Dept. of Human Services v. M. S.

Summarized by:

  • Court: Oregon Court of Appeals
  • Area(s) of Law: Juvenile Law
  • Date Filed: 03-29-2017
  • Case #: A162983
  • Judge(s)/Court Below: Lagesen, J. for the Court; Ortega, P.J.; & Egan, J.

The party who proposes a change in the permanency plan from reunification to adoption has the burden to prove that the child "could not be returned to [parent] within a reasonable time." Dept. of Human Services v. S. J. M., 283 Or App 367, 394 (2017).

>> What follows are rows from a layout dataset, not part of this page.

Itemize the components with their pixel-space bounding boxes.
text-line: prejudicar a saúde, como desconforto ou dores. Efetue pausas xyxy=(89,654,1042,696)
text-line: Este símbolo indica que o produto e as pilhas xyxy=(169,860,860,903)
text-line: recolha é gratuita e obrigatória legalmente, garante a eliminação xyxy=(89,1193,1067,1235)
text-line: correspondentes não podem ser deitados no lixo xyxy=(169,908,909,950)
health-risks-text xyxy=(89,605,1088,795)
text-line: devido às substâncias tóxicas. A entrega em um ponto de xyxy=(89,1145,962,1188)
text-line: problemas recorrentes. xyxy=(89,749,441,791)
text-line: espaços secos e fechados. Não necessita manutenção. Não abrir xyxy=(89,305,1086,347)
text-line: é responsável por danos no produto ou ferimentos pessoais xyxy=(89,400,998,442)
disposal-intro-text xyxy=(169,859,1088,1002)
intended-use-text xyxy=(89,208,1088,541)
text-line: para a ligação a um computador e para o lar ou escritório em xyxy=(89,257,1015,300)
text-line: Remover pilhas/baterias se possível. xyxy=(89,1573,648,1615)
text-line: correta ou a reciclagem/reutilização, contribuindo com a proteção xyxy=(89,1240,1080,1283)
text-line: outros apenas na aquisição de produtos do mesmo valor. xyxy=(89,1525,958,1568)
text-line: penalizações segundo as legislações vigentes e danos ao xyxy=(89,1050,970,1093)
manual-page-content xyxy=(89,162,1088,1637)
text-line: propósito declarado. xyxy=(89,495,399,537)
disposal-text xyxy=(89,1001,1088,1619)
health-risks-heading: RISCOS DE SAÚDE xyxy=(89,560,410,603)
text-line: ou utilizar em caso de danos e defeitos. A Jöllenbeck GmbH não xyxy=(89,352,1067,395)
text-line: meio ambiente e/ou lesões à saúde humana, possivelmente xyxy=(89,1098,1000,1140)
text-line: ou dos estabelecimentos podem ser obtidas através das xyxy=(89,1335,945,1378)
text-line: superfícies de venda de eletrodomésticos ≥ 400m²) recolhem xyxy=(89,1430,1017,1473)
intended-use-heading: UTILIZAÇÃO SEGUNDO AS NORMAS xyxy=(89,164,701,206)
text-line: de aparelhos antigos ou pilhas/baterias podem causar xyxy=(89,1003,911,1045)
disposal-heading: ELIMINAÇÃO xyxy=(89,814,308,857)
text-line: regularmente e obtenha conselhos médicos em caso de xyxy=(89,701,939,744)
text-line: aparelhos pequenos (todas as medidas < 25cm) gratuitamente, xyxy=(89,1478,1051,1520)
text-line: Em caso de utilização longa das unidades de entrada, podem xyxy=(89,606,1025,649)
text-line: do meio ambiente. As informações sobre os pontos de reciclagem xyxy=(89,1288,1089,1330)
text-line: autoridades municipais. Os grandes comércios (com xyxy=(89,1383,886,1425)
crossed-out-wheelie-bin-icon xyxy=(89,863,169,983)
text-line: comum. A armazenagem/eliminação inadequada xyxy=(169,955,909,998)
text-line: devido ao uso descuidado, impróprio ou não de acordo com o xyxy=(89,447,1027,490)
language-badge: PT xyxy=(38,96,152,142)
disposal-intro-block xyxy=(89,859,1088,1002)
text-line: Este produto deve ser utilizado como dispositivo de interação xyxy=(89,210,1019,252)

M, a two-year-old ward of the State, appealed a permanency judgment that continued the plan as reunification with Mother. M assigned error to the trial court's finding that she could be returned to Mother's care "within a reasonable period of time." M argued that there was insufficient evidence to support the reunification plan. As the proponent of changing the permanency plan to adoption, M had the burden to prove that the change was warranted. As part of that burden, M needed to prove "that M could not be returned to mother within a reasonable time." Dept. of Human Services v. S. J. M., 283 Or App 367, 394 (2017). The Court held that even if the evidence presented at the hearing did not support the trial court's finding that M could be returned to Mother within a reasonable period of time, it could not reverse the trial court's judgment. In order to reverse, the record would need to prove the contrary statement, that M could not be returned within a reasonable time, and the record did not prove that. Affirmed.